Setelah memberikan izin, kyai Kholil segera meninggalkan ruang yang megah itu--masjid.
***"[Assalamualaikum, Zainal, Saya butuh bantuan mu. Tolong hubungi pengurus inti bagian Humas, suruh dia segera ke rumah Kyai, suruh ambil alih kemudi. Katanya mau ke pesantren Al-Qur'any, mau ada acara seleksi gitu.]" Ucap Iklil lewat telephone genggam. Zainal, selain dia pengurus inti bagian keuangan, Zainal juga menjadi pengurus yang paling dipercaya oleh Iklil karena pekerjaan Zainal selalu profesional, tidak bertele-tele."[Waalaikumsalam, Iklil, ouh siap. Pengurus Humas kan? nanti Saya infokan secepatnya.]" Jawab Zainal di seberang telephone. Baru saja Zainal akan berbicara kembali, koneksinya sudah di putuskan oleh Iklil. Iklil itu bukan orang yang bertele-tele, kalau masalah sudah tersampaikan maka tak akan ada obrolan omong kosong bagi Iklil.
"Dasar Iklil, kebiasaan banget dia. Saya mau ngomong malah dimatikan," ucap Zainal kesal. Langkah Zainal sekarang adalah menelepon pengurus inti bagian humas, hampir ratusan kontak penting yang tersimpan oleh Zainal termasuk Irsyad, pengurus inti bagian humas.
"[Assalamualaikum, Irsyad.]" suara Zainal di seberang telephone.
"[Waalaikumsalam, Zainal. Kenapa tiba-tiba Kamu telepon Saya, ada masalah kah?" jawab Irsyad dengan kondisi suara yang tidak seperti biasanya, mungkin dia sedang sakit.
"Ini loh, tadi Iklil kasih tau Saya buat nyuruh Kamu jadi supirnya Kyai Kholil, sekarang juga." ucap Zainal dengan intonasi serius.
"Ya Allah, gimana ya, Zainal.
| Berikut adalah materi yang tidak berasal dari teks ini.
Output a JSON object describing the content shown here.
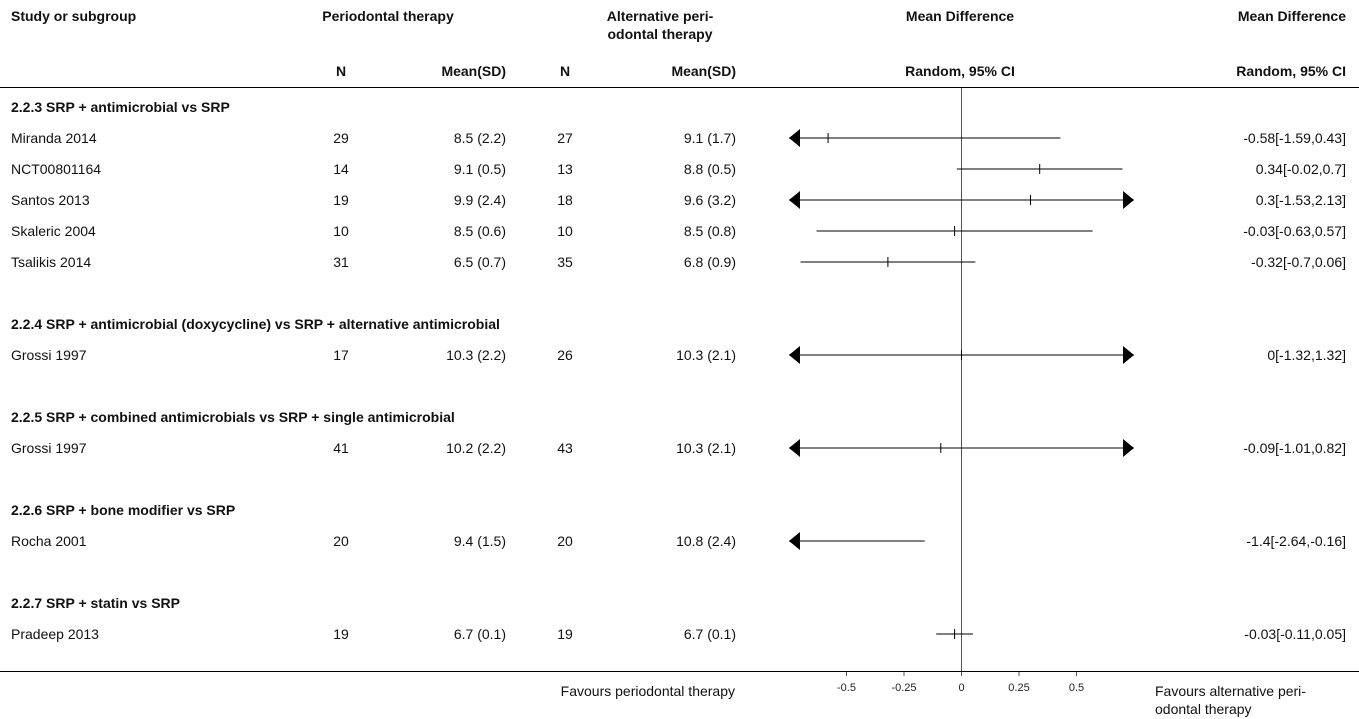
{
  "header": {
    "study_col": "Study or subgroup",
    "group1": "Periodontal therapy",
    "group2_line1": "Alternative peri-",
    "group2_line2": "odontal therapy",
    "md_plot_title": "Mean Difference",
    "md_text_title": "Mean Difference",
    "n1": "N",
    "mean1": "Mean(SD)",
    "n2": "N",
    "mean2": "Mean(SD)",
    "plot_method": "Random, 95% CI",
    "text_method": "Random, 95% CI"
  },
  "subgroups": [
    {
      "title": "2.2.3 SRP + antimicrobial vs SRP",
      "studies": [
        {
          "name": "Miranda 2014",
          "n1": "29",
          "m1": "8.5 (2.2)",
          "n2": "27",
          "m2": "9.1 (1.7)",
          "ci": "-0.58[-1.59,0.43]"
        },
        {
          "name": "NCT00801164",
          "n1": "14",
          "m1": "9.1 (0.5)",
          "n2": "13",
          "m2": "8.8 (0.5)",
          "ci": "0.34[-0.02,0.7]"
        },
        {
          "name": "Santos 2013",
          "n1": "19",
          "m1": "9.9 (2.4)",
          "n2": "18",
          "m2": "9.6 (3.2)",
          "ci": "0.3[-1.53,2.13]"
        },
        {
          "name": "Skaleric 2004",
          "n1": "10",
          "m1": "8.5 (0.6)",
          "n2": "10",
          "m2": "8.5 (0.8)",
          "ci": "-0.03[-0.63,0.57]"
        },
        {
          "name": "Tsalikis 2014",
          "n1": "31",
          "m1": "6.5 (0.7)",
          "n2": "35",
          "m2": "6.8 (0.9)",
          "ci": "-0.32[-0.7,0.06]"
        }
      ]
    },
    {
      "title": "2.2.4 SRP + antimicrobial (doxycycline) vs SRP + alternative antimicrobial",
      "studies": [
        {
          "name": "Grossi 1997",
          "n1": "17",
          "m1": "10.3 (2.2)",
          "n2": "26",
          "m2": "10.3 (2.1)",
          "ci": "0[-1.32,1.32]"
        }
      ]
    },
    {
      "title": "2.2.5 SRP + combined antimicrobials vs SRP + single antimicrobial",
      "studies": [
        {
          "name": "Grossi 1997",
          "n1": "41",
          "m1": "10.2 (2.2)",
          "n2": "43",
          "m2": "10.3 (2.1)",
          "ci": "-0.09[-1.01,0.82]"
        }
      ]
    },
    {
      "title": "2.2.6 SRP + bone modifier vs SRP",
      "studies": [
        {
          "name": "Rocha 2001",
          "n1": "20",
          "m1": "9.4 (1.5)",
          "n2": "20",
          "m2": "10.8 (2.4)",
          "ci": "-1.4[-2.64,-0.16]"
        }
      ]
    },
    {
      "title": "2.2.7 SRP + statin vs SRP",
      "studies": [
        {
          "name": "Pradeep 2013",
          "n1": "19",
          "m1": "6.7 (0.1)",
          "n2": "19",
          "m2": "6.7 (0.1)",
          "ci": "-0.03[-0.11,0.05]"
        }
      ]
    }
  ],
  "footer": {
    "favours_left": "Favours periodontal therapy",
    "favours_right_line1": "Favours alternative peri-",
    "favours_right_line2": "odontal therapy"
  },
  "chart_data": {
    "type": "forest",
    "effect_measure": "Mean Difference, Random, 95% CI",
    "xlim": [
      -0.75,
      0.75
    ],
    "xticks": [
      -0.5,
      -0.25,
      0,
      0.25,
      0.5
    ],
    "xtick_labels": [
      "-0.5",
      "-0.25",
      "0",
      "0.25",
      "0.5"
    ],
    "points": [
      {
        "study": "Miranda 2014",
        "estimate": -0.58,
        "lower": -1.59,
        "upper": 0.43
      },
      {
        "study": "NCT00801164",
        "estimate": 0.34,
        "lower": -0.02,
        "upper": 0.7
      },
      {
        "study": "Santos 2013",
        "estimate": 0.3,
        "lower": -1.53,
        "upper": 2.13
      },
      {
        "study": "Skaleric 2004",
        "estimate": -0.03,
        "lower": -0.63,
        "upper": 0.57
      },
      {
        "study": "Tsalikis 2014",
        "estimate": -0.32,
        "lower": -0.7,
        "upper": 0.06
      },
      {
        "study": "Grossi 1997",
        "estimate": 0,
        "lower": -1.32,
        "upper": 1.32
      },
      {
        "study": "Grossi 1997",
        "estimate": -0.09,
        "lower": -1.01,
        "upper": 0.82
      },
      {
        "study": "Rocha 2001",
        "estimate": -1.4,
        "lower": -2.64,
        "upper": -0.16
      },
      {
        "study": "Pradeep 2013",
        "estimate": -0.03,
        "lower": -0.11,
        "upper": 0.05
      }
    ]
  }
}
Saya sekarang sedang sakit, sekedar sakit pusing biasa tapi Saya ndak bisa kalo keluar ruangan lama-lama. Kayanya kurang darah ini," sambil terbatuk-batuk, Irsyad mencoba menjelaskannya.
"Masya allah, Kamu sakit Irsyad? ya sudah, Saya carikan supir yang lain saja. Sudah di periksakan ke Dokter pesantren belum?"
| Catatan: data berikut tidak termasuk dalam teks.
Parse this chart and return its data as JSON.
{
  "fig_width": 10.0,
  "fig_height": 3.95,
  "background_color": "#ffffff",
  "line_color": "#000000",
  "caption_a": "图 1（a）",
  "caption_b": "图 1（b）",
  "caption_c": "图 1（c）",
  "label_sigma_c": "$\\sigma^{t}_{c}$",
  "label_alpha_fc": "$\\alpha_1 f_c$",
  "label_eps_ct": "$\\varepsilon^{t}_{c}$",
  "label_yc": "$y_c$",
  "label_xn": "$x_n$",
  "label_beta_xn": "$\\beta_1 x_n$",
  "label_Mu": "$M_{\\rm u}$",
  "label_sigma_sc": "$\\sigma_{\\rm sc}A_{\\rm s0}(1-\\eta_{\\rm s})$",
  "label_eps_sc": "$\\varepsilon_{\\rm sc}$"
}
"Sudah Zainal, katanya suruh istirahat yang cukup. Makanya Saya tidak menerima perintah dari Mas Iklil. Mohon maaf sekali," sebenarnya Irsyad ingin memenuhi perintah Roisnya, namun kesehatan fisiknya tak mendukung, Ia lebih memilih terbaring di ruang UKS.
"Ndak apa-apa toh, jangan memaksakan. Saya tutup ya, Irsyad, mau kasih tau Iklil dulu."
"Iya, Zainal, silakan." Sambungan terputus. Zainal menghubungi Iklil kembali, memberi tahu keadaan fisiknya Irsyad. Setelah sebelumnya memberi tahu Iklil, Zainal memutuskan pengurus inti lainnya yang akan menggantikan Irsyad untuk mengantar Kyai Kholil ke pondok pesantren Al-Qurany.
***Tepat pukul 07.00, ruangan luas sekitar 30 × 40 m itu terisi penuh oleh CSB, atau Calon Santri Baru. Bukan penuh karena ingin mengantri beras sembako, namun ini adalah antrean yang menentukan masa depan sang santri. Iklil masuk ke dalam ruangan dengan membawa beberapa buku dan map penting yang isinya biodata semua CSB. Ruangan itu lengang, menyaksikan Iklil yang sedang menaiki podium, akan memberikan sedikit sambutan."Assalamualaikum, selamat pagi para Calon Santri Baru. Hari ini kalian akan melaksanakan pendaftaran ulang, dan kalian akan di berikan selembar kertas ujian terakhir untuk di seleksi. Jangan ada yang tegang, santai saja namun pastikan jawaban adik-adik betul semua. Karena ini menyangkut masa depan adik-adik semua ..."
"Ya Allah, itukah Pria yang pernah mengobrol dengan Ayahku? Pria yang pernah memberikan senyumannya padaku," ucap Aini saat melihat Pria yang sedang berada di podium. Dari tadi Aini tak mempedulikan sekitar, Ia sedang melamun kan kehidupannya jika Ia terpilih dalam seleksi ini, otomatis Aini sudah menjadi santri di pesantren Nurul Huda.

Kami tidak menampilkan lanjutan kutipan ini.